Duplicate patient checker

cfapress wrote on Wednesday, June 24, 2009:

I’ve been working on a tool to locate duplicate patients and allow you to merge them together. Earlier today I committed the code to CVS for anyone to check out. It’s not finished, it will not commit any changes to the database right now.

You can find it here:
<oemr>/contrib/util/dupecheck

I expect to be finished with it soon. If you have any suggestions for improvements, let me know and I’ll see about including them.

Basically, here is how it works:
- Choose the fields in which to search for duplication.
It defaults to name and date of birth
- Choose how you’d like the search to be sorted
- Limit your search to the first XXX records of the patient_data table. I included this because our database includes over 19,000 patients
- Click on Go and the list of duplicates will appear in the box below

Once you see the duplicates you can click on the ‘?’ button to drill into the patient’s details. Or you can click on the patient name to be the ‘master’ record. The non-master records will be merged into the master. All tables that reference the PID will be changed to the master record.
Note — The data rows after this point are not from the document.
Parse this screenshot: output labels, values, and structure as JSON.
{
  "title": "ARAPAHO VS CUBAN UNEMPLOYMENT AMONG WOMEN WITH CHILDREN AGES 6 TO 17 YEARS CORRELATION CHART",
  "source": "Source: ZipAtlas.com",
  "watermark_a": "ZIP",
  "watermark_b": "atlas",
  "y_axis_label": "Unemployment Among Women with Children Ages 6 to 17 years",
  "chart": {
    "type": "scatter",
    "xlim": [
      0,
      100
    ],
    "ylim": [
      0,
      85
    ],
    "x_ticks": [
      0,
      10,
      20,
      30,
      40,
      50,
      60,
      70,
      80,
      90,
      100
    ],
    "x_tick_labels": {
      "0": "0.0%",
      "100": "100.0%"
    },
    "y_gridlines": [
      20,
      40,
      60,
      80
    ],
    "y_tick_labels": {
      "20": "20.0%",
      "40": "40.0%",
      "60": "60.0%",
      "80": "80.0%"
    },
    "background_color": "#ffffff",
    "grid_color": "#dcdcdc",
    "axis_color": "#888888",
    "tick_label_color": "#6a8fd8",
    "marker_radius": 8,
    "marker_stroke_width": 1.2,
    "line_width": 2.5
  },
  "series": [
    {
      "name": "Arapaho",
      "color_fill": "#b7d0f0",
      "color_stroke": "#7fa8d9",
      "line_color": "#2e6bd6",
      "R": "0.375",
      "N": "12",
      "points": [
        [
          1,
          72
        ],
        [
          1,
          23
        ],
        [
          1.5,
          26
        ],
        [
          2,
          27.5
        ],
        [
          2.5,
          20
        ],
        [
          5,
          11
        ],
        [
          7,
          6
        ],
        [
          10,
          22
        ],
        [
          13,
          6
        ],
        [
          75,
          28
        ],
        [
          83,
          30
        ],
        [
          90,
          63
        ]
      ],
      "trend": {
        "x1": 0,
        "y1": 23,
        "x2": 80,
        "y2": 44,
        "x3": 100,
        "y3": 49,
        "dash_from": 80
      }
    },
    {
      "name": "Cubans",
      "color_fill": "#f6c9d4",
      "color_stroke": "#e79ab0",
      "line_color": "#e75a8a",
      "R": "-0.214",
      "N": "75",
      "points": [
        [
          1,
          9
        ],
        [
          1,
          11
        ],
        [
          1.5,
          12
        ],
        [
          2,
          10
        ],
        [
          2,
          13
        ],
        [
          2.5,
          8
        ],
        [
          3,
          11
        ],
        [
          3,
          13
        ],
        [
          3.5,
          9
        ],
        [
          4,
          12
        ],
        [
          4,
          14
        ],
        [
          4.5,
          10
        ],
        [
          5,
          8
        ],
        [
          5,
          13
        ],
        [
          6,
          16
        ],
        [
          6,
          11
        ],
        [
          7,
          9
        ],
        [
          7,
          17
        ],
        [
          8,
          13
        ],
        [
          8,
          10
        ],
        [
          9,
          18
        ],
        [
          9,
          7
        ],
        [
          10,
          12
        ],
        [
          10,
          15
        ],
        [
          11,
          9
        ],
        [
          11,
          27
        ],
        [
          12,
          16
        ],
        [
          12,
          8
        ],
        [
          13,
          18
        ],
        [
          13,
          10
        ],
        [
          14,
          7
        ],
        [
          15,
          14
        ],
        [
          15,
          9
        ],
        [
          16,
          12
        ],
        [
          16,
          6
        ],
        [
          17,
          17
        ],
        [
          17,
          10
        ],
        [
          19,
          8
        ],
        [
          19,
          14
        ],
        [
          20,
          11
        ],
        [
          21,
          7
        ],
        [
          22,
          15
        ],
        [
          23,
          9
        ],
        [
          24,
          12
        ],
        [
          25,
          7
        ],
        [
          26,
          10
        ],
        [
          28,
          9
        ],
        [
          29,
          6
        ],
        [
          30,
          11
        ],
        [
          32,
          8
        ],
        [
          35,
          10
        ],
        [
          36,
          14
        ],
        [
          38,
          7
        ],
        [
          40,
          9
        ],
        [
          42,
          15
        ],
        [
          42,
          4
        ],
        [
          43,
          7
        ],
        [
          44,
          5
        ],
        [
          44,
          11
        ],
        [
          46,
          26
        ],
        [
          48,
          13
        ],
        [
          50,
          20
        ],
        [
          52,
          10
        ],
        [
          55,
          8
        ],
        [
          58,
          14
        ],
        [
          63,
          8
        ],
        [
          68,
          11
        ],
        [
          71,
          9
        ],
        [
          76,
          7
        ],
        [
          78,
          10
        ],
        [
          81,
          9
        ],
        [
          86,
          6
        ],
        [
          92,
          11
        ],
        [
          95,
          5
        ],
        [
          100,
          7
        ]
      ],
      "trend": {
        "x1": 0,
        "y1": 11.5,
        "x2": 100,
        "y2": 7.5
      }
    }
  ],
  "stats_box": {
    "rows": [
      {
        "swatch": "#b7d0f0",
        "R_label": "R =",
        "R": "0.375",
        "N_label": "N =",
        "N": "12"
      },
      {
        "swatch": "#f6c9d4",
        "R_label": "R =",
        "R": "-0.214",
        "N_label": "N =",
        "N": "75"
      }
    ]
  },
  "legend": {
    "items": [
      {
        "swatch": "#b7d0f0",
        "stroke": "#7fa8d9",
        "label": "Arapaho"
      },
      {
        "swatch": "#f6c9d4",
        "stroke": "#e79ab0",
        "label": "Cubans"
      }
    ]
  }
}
I’m not describing it very well but I hope you get the idea. Basically you choose the patient record to keep and the other duplicates are merged into it.

Jason

cfapress wrote on Wednesday, June 24, 2009:

The dupe-checker is now fully functional. It should be used with extreme care.

Jason

cfapress wrote on Wednesday, June 24, 2009:

Check-that.

I just screwed myself by removing a necessary file. Shit. I’m going to see what can be done to retrieve anything from CVS. The file I meant to delete was dupecheck.php but instead I removed mergerecords.php.

BAH!

Jason

cfapress wrote on Wednesday, June 24, 2009:

OK, the panic is over thanks to CVS on SourceForge.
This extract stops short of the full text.